README amended. [no ci]

Maxim Egorushkin · Maxim Egorushkin · commit a59eb288dc3e · 2025-12-19T09:04:45.000Z
diff --git a/README.md b/README.md
@@ -40,7 +40,7 @@ The impact of each of these small design choices on their own is barely measurab
 These design choices are also limitations:
 
 * The maximum queue size must be set at compile time or construction time. The circular buffer side-steps the memory reclamation problem inherent in linked-list based queues for the price of fixed buffer size. See [Effective memory reclamation for lock-free data structures in C++][4] for more details. Fixed buffer size may not be that much of a limitation, since once the queue gets larger than the maximum expected size that indicates a problem that elements aren't consumed fast enough, and if the queue keeps growing it may eventually consume all available memory which may affect the entire system, rather than the problematic process only. The only apparent inconvenience is that one has to do an upfront calculation on what would be the largest expected/acceptable number of unconsumed elements in the queue.
-* There are no OS-blocking push/pop functions. This queue is designed for ultra-low-latency scenarios and using an OS blocking primitive would be sacrificing push-to-pop latency. For lowest possible latency one cannot afford blocking in the OS kernel because the wake-up latency of a blocked thread is about 1-3 microseconds, whereas this queue's round-trip time can be as low as 150 nanoseconds.

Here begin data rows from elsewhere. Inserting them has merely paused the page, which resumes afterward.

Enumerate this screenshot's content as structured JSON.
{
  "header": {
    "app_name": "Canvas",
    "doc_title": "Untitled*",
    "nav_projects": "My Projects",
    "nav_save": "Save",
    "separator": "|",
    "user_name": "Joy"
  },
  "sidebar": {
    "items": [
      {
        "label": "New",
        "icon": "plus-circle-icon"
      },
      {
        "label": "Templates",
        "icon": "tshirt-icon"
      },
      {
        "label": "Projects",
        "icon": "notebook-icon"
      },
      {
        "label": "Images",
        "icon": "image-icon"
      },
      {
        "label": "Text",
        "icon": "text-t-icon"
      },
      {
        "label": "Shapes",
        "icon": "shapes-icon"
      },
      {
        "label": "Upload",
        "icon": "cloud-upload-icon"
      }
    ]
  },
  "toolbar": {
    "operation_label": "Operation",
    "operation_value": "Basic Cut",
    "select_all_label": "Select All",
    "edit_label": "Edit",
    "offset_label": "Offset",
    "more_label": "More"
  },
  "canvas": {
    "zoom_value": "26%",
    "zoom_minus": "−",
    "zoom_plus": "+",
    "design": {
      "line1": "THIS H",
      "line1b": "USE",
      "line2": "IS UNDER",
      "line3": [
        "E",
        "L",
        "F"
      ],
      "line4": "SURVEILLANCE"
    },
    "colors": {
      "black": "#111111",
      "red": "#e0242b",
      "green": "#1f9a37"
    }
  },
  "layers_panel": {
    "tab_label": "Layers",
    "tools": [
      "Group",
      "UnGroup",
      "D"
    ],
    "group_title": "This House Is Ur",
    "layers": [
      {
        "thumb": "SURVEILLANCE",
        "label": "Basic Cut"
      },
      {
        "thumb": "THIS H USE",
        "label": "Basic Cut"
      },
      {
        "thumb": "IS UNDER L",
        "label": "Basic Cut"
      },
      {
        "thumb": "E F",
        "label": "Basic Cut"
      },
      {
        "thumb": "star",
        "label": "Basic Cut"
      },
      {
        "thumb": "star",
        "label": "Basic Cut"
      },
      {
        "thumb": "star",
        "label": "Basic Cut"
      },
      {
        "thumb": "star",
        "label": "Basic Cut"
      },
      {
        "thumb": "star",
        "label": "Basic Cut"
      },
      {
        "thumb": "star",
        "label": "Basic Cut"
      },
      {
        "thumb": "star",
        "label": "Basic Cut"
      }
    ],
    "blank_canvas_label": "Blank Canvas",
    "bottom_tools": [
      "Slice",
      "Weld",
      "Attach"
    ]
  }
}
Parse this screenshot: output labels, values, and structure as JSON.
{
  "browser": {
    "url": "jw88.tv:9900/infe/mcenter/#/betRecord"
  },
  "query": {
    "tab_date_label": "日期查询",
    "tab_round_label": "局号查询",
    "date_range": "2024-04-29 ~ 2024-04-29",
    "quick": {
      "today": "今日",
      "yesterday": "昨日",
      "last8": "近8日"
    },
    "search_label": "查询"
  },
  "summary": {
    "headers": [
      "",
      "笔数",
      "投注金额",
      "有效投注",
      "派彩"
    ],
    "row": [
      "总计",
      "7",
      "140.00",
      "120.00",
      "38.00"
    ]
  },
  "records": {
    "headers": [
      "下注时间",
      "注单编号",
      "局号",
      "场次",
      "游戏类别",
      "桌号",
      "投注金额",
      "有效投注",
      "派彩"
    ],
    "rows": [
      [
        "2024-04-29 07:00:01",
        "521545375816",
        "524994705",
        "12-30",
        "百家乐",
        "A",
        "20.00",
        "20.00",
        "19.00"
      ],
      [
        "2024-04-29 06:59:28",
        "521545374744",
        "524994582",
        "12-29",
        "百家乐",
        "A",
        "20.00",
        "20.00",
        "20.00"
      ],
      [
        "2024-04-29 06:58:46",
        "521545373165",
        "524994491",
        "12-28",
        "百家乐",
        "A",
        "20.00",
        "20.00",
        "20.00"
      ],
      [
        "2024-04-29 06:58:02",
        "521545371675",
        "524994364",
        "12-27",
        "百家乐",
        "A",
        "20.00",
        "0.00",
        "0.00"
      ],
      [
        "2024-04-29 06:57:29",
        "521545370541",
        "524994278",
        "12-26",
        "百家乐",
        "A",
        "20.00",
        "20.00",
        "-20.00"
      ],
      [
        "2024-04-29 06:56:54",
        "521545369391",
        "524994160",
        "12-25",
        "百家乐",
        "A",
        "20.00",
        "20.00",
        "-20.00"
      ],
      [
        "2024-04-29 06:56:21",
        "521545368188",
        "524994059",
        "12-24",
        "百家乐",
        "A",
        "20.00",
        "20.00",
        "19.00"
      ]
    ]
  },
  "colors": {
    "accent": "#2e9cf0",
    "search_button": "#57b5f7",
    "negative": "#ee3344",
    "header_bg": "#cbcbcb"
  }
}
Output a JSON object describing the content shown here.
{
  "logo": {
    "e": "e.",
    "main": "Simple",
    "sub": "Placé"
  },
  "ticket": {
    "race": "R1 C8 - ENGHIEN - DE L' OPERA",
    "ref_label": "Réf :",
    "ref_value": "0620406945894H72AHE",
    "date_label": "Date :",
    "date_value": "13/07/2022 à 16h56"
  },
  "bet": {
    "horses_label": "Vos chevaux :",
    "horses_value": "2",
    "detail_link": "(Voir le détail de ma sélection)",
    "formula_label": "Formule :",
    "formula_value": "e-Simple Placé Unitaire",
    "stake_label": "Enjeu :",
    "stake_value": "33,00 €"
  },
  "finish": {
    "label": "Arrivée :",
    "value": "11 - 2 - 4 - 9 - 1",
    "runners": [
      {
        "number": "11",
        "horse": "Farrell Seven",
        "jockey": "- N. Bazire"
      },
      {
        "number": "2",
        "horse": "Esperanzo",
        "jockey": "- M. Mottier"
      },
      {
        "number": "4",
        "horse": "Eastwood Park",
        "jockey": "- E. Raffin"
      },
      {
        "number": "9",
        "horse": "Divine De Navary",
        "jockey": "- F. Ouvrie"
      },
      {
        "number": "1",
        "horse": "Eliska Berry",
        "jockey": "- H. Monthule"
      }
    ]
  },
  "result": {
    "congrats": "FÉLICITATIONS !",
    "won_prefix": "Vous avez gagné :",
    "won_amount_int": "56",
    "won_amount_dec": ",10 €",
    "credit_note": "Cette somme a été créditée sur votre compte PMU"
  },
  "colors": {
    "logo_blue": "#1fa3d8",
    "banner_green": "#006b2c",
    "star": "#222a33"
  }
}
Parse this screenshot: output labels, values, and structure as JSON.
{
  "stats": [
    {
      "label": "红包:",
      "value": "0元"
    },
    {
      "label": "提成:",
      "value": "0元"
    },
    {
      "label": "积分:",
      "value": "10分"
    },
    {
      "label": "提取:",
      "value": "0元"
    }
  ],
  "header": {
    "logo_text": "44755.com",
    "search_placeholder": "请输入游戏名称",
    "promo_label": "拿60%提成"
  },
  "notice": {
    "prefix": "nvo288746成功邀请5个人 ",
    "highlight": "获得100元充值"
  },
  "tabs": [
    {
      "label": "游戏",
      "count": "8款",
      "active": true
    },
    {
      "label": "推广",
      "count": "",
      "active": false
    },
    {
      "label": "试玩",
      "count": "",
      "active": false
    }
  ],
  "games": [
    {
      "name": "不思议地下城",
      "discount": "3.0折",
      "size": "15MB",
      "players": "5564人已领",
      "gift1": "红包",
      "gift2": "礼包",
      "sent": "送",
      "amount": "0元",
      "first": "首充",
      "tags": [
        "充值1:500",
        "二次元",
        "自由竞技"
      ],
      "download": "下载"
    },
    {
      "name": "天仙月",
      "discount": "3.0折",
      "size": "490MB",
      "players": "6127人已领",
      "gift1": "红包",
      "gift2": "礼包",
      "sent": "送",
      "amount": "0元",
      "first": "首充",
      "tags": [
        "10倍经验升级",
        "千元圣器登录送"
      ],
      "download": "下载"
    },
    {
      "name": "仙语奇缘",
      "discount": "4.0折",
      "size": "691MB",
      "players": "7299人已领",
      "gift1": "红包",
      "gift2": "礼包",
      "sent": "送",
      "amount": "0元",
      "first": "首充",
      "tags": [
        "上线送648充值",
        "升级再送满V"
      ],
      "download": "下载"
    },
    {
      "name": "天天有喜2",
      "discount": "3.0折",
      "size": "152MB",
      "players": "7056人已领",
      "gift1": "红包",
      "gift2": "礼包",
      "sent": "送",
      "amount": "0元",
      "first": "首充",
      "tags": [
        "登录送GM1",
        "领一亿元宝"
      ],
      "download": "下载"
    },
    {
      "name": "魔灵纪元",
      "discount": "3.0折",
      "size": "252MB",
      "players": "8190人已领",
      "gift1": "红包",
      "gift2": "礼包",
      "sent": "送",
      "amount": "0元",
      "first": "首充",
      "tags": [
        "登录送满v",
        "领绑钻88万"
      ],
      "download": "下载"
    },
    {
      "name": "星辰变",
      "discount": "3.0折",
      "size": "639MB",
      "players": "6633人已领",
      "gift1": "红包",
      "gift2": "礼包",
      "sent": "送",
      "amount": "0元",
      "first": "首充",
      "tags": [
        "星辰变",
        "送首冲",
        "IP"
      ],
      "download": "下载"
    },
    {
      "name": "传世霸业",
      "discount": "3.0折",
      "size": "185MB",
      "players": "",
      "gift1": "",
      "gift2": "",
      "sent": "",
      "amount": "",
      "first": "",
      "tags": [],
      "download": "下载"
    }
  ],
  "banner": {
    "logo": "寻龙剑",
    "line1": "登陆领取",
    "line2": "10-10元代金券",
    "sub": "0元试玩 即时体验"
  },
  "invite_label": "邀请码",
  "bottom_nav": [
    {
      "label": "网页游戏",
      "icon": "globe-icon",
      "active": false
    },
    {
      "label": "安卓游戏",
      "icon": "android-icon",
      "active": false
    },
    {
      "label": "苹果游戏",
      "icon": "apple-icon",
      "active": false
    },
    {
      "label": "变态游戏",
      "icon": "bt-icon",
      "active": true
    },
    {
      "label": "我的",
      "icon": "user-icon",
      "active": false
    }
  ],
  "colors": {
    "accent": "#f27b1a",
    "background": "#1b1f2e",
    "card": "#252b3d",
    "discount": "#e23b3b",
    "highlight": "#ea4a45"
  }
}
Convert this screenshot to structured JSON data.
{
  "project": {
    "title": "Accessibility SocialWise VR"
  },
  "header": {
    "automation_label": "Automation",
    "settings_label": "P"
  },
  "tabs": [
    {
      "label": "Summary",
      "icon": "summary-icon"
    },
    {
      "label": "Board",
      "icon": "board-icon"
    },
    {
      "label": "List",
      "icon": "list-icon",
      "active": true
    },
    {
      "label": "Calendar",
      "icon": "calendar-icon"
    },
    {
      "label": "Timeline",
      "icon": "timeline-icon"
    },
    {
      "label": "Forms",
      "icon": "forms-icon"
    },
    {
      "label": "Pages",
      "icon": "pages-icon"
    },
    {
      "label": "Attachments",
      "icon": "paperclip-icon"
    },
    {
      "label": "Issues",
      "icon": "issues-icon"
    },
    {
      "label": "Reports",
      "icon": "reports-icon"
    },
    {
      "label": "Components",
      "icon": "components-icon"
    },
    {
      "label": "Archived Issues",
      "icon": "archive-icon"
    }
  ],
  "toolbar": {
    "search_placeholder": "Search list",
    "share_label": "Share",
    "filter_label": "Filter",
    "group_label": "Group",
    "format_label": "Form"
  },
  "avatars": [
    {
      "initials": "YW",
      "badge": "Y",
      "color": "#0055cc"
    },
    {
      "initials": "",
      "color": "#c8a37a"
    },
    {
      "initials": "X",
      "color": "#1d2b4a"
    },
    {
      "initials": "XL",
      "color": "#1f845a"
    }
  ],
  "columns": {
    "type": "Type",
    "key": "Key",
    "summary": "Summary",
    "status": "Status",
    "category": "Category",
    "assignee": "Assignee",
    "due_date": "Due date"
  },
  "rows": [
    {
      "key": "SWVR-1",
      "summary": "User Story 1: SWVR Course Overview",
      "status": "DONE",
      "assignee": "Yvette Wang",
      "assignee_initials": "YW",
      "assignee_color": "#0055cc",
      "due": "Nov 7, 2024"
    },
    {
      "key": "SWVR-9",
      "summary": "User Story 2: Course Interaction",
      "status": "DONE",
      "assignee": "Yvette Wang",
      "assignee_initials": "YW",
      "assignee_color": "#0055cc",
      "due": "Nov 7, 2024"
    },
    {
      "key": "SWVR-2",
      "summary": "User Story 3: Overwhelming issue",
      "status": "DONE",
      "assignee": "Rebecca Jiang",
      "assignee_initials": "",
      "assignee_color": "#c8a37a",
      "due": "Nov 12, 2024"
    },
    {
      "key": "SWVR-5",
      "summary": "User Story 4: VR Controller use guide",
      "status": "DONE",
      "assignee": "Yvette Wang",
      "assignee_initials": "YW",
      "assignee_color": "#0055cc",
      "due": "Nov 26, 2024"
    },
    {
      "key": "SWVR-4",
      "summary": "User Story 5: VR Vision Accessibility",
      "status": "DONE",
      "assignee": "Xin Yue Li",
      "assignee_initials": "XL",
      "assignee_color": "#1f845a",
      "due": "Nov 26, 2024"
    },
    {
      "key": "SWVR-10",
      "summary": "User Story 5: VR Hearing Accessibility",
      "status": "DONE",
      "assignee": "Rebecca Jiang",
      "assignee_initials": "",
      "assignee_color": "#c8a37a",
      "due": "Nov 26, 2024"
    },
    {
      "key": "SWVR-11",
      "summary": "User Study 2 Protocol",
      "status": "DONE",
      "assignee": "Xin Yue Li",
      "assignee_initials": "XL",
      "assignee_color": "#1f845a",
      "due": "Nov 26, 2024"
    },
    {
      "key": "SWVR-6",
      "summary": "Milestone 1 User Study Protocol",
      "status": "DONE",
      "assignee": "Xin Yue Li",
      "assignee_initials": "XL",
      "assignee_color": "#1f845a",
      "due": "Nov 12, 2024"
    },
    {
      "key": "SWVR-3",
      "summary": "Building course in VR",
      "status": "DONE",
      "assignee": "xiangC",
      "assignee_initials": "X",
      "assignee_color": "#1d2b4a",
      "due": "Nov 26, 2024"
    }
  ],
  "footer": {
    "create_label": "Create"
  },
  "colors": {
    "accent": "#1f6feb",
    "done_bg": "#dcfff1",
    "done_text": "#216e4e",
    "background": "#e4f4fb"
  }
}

+* There are no OS-blocking push/pop functions. This queue is designed for ultra-low-latency scenarios and using an OS blocking primitive would be sacrificing push-to-pop latency. For lowest possible latency one cannot afford calling the OS kernel or blocking in the OS kernel because the wake-up latency of a blocked thread is about 1-3 microseconds, whereas this queue's round-trip time (push a message to another thread and pop its reply) can be below 100 nanoseconds. CPU vulnerability mitigations made system calls dramatically more expensive, crippling performance even worse. In general, handing off spin-waiting to an OS blocking primitive is a problem with no satisfactory low-latency solutions.
 
 Ultra-low-latency applications need just that and nothing more. The minimalism pays off, see the [throughput and latency benchmarks][1].